もう成仏せんかい!

病室は、静かだった。
聞こえるのは、機械の小さな音だけ。
私はベッドの横に置かれた椅子に座り、おじいちゃんの顔を見ていた。
少し痩せた。
頬も前よりこけている。
目を閉じていると、余計に小さく見えた。
「……おじいちゃん」
呼びかけると、ゆっくり目が開いた。
「ああ……おったんか」
「ずっといるよ」
「そうか」
「具合、どう?」
「まあまあや」
まあまあ。
その言葉を信じていいのか、私にはわからなかった。
先生からは、今は意識もしっかりしているし、会話もできると聞いている。
でも。
決して、いい状態ではない。
それくらいは、私にだってわかる。
「なあ」
「なに?」
おじいちゃんが、ゆっくり私の方を向いた。
「お前に……話しておかなあかんことがある」
「……話?」
「せや」
少しだけ嫌な予感がした。
「ワシがまだ喋れるうちに、聞いといてほしいんや」
「…………」
胸の奥が、ぎゅっと痛くなった。
まだ喋れるうちに。
そんな言い方、しないでよ。
もしかして。
遺言。
そんな言葉が頭をよぎった。
聞きたくない。
でも。
おじいちゃんが私に話しておきたいことなら、ちゃんと聞かなきゃ。
私は膝の上で手を握った。
「……わかった。

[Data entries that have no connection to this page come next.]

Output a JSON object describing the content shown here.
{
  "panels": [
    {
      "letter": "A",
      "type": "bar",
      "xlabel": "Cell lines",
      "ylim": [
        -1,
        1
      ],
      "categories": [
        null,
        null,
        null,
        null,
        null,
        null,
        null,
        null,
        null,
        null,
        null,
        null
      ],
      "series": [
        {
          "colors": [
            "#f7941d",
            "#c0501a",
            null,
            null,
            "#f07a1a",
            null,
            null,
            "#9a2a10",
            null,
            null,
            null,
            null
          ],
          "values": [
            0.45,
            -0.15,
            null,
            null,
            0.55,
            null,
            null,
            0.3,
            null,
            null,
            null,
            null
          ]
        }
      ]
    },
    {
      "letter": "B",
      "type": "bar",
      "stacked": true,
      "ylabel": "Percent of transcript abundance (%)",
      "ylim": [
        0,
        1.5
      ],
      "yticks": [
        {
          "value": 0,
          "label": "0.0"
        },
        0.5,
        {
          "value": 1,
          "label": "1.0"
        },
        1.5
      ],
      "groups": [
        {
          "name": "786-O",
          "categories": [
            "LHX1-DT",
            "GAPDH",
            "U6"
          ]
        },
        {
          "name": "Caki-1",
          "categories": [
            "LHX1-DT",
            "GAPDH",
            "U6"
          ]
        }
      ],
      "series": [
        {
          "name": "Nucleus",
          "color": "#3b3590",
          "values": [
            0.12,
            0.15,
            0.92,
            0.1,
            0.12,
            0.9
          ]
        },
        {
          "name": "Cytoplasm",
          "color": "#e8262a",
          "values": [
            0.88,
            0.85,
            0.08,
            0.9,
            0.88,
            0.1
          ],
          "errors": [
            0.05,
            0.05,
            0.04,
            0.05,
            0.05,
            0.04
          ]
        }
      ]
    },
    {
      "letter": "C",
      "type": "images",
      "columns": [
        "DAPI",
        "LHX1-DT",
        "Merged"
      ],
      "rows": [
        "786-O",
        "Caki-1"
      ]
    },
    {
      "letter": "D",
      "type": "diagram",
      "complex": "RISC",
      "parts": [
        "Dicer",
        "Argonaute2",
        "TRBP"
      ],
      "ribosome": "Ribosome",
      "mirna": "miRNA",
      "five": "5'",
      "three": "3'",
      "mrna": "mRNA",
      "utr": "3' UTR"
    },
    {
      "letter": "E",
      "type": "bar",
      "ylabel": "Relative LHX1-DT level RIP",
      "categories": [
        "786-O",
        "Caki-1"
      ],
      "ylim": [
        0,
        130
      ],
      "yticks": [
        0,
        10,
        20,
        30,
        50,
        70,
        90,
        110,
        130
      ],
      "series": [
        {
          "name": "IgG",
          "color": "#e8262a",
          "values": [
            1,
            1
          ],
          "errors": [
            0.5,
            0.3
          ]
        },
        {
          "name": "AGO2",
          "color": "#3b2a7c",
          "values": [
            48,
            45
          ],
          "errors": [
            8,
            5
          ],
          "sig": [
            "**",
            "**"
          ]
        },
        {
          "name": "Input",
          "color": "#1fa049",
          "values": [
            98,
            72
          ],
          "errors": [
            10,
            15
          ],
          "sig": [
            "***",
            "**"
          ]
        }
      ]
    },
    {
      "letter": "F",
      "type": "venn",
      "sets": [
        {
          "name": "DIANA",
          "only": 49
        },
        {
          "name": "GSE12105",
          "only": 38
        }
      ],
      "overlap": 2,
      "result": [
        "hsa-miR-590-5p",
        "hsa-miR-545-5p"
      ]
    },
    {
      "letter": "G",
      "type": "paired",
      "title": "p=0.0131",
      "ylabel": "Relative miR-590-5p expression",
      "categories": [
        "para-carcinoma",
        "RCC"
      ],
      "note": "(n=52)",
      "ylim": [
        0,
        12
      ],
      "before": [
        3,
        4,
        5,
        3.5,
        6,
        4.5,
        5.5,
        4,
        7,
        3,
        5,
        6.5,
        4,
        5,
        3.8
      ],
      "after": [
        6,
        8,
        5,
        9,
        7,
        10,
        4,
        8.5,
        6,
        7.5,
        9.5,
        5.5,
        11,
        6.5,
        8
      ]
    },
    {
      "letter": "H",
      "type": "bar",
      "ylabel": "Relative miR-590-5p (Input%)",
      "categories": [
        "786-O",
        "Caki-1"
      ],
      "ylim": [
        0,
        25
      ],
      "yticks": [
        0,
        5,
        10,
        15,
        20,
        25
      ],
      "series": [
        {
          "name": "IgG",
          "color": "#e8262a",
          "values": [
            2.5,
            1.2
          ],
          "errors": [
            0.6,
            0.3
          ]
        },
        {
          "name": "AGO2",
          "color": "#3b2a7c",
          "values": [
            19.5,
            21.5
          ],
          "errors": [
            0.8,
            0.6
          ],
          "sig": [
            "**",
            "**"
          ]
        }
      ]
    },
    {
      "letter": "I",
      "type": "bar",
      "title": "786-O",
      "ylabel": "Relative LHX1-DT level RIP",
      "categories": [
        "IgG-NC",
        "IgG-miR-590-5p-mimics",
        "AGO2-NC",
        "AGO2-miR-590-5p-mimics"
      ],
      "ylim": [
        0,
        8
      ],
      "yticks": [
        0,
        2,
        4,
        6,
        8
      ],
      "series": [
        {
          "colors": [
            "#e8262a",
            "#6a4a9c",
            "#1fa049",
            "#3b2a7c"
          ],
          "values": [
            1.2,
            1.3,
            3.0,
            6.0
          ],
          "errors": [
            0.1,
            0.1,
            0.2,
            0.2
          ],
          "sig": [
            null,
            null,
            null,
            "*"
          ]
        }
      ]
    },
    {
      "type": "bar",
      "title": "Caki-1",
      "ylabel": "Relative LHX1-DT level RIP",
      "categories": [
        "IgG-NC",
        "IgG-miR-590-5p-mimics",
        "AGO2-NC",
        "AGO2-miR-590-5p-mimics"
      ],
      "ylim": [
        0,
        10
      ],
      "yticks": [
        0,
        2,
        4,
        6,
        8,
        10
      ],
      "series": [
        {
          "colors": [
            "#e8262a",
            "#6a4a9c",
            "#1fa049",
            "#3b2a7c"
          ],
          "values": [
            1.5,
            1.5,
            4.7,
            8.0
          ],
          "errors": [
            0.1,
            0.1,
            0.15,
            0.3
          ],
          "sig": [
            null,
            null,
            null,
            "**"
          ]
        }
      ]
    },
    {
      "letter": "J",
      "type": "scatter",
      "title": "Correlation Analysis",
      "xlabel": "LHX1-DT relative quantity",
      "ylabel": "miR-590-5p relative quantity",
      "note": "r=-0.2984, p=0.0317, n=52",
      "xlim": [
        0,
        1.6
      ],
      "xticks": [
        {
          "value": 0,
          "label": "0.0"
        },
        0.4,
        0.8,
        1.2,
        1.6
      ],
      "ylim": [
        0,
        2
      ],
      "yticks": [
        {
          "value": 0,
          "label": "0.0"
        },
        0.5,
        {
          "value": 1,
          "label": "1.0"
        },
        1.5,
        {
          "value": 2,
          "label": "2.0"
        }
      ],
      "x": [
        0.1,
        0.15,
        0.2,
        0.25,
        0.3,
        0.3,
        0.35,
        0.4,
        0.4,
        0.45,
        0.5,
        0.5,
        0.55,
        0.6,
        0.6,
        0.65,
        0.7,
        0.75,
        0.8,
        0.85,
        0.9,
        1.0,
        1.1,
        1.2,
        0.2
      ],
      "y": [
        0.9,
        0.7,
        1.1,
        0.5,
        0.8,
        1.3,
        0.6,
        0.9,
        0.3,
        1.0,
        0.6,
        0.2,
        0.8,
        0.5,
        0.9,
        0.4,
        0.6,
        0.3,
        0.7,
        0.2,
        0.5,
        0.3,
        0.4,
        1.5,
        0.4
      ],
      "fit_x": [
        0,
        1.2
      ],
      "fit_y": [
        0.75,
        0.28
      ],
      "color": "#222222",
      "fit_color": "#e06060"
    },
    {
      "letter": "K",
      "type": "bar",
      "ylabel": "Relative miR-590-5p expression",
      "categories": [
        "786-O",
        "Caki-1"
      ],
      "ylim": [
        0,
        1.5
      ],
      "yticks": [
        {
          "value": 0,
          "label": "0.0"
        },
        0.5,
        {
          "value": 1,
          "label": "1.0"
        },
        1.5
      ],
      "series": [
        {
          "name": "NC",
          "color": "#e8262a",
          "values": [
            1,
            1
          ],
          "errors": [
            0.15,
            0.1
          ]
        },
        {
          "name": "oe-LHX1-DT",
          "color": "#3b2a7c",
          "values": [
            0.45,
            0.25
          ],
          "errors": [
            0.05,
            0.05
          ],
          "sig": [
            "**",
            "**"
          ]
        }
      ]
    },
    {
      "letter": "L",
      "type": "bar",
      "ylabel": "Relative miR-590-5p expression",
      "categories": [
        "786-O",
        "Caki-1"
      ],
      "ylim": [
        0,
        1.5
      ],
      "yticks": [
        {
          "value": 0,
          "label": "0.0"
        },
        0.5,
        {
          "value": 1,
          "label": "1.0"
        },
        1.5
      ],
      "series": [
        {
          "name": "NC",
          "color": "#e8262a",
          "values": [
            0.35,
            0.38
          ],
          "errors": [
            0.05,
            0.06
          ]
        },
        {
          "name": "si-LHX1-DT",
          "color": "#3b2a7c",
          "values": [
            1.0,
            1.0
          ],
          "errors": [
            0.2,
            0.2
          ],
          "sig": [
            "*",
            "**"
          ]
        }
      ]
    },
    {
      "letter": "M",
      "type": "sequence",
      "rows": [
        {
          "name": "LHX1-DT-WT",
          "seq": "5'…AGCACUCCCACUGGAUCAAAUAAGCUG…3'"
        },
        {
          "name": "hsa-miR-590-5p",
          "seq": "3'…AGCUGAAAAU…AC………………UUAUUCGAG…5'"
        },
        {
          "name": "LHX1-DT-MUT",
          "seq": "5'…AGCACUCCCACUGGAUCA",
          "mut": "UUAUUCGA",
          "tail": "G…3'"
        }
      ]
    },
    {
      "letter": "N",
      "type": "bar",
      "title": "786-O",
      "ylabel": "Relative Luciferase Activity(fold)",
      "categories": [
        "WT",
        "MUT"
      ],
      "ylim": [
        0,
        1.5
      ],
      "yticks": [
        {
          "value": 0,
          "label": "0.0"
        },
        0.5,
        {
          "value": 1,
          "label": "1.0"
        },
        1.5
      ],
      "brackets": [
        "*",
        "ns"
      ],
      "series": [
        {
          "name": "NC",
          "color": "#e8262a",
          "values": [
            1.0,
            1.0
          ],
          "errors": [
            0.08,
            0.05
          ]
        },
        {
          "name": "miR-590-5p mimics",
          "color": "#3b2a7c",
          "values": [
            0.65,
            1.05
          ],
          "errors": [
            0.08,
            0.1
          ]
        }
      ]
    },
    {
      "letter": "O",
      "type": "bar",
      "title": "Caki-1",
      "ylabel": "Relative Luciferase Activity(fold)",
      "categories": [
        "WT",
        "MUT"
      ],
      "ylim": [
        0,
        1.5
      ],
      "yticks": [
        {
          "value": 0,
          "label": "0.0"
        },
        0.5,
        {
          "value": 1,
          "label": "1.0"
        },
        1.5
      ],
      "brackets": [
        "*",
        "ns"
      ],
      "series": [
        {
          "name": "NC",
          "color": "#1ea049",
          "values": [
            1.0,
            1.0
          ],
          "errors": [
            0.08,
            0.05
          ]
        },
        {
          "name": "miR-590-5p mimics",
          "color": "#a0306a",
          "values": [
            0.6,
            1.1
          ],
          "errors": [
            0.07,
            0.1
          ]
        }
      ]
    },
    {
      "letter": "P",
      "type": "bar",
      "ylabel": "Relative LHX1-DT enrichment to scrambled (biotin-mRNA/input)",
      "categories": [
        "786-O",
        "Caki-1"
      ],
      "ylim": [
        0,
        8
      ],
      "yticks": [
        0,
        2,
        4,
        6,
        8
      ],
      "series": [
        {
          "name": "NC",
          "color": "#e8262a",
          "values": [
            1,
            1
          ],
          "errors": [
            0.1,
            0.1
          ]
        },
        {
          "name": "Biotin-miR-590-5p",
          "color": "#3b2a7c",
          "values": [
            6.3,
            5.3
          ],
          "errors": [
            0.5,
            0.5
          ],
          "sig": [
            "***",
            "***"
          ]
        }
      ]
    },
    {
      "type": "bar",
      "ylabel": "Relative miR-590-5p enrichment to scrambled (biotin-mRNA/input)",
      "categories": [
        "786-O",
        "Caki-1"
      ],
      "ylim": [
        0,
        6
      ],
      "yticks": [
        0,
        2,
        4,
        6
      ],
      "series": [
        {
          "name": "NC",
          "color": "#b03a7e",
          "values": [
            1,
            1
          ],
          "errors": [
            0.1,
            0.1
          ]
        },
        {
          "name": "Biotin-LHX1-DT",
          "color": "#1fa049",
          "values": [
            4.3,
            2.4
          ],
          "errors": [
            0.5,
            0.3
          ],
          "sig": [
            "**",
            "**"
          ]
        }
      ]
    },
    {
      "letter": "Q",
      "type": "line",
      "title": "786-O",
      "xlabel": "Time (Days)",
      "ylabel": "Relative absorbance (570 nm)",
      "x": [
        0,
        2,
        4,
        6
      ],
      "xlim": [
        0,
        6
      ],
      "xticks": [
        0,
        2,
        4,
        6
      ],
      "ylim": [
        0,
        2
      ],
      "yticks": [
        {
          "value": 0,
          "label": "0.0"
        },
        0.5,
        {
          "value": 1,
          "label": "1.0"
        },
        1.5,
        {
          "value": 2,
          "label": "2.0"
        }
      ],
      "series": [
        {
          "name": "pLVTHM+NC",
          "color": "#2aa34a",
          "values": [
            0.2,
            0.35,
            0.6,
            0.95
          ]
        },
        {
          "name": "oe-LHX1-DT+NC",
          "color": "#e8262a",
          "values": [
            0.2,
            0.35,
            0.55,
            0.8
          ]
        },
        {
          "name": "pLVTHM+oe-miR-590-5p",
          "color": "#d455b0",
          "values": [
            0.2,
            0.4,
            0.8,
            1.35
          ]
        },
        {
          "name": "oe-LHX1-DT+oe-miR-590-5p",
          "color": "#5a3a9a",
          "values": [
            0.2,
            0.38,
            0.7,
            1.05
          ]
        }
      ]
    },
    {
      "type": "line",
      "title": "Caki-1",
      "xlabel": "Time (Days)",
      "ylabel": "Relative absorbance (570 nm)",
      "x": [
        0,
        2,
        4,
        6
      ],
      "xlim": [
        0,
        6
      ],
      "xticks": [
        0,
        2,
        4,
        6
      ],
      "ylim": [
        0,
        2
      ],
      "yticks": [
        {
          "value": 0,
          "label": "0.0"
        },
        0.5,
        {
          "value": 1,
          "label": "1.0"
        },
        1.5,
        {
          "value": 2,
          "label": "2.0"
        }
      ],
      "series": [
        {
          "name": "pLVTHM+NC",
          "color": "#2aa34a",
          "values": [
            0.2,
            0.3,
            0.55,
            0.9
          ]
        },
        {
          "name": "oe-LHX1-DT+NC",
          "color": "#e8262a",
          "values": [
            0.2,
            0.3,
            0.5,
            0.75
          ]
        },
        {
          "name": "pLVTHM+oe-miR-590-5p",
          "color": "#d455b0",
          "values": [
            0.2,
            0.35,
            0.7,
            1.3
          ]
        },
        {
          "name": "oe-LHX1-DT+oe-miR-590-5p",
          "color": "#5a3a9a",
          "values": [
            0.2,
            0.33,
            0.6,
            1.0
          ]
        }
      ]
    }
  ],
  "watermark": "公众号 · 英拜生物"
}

聞くよ」
「そうか」
おじいちゃんは小さく息を吸った。
「実はな……」
「うん」
「ウチの家系は……代々……」
「うん」
「盗みを生業にしてきた家系なんや」
「…………」
「…………」
「…………え?」
「せやから、泥棒や」
「…………」
ちょっと待って。
今。
私は、何を聞かされてる?
「おじいちゃん?」
「なんや?」
「熱ある?」
「ない」
「頭は?」
「しっかりしとる」
「じゃあ、なんで泥棒なの?」
「話せば長い」
「…………」
おじいちゃんは遠くを見るように目を細めた。
「初代から数えて……ワシで75代目になる」
「…………75?」
「せや」
「そんなに続いてるの?」
「由緒ある家系や」
「泥棒に由緒ってあるの?」
「ある」
即答された。
さっきまでの悲しい気持ちは、どこへ行ったんだろう。
「それでな」
「まだあるの?」
「ここからが大事な話や」
おじいちゃんが、私の手を握った。
急に真剣な顔になる。
「ワシが死んだら……」
「…………」
「お前に76代目を継いでもらいたい」
「…………」
「頼めるか?」
「…………」
私は自分の制服を指さした。
「私、高校生なんだけど」
「知っとる」
「来年、受験なんだけど」
「知っとる」
「将来のことだって、まだちゃんと決めてないんだけど」
「ちょうどええやないか」
「何が?」
「今、決まった」
「…………」
「76代目や」
「勝手に決めないでよ!」
おじいちゃんは真顔だった。
冗談を言っているようには見えない。
だから余計に困る。
「つまり何?」
「なんや?」
「私、進路を泥棒に変更しろってこと?」
「まあ、そういうことやな」
「どういうことだよ!!」
私の声が、静かな病室に響いた。
さっきまで泣きそうだった自分が、もうどこにもいなかった。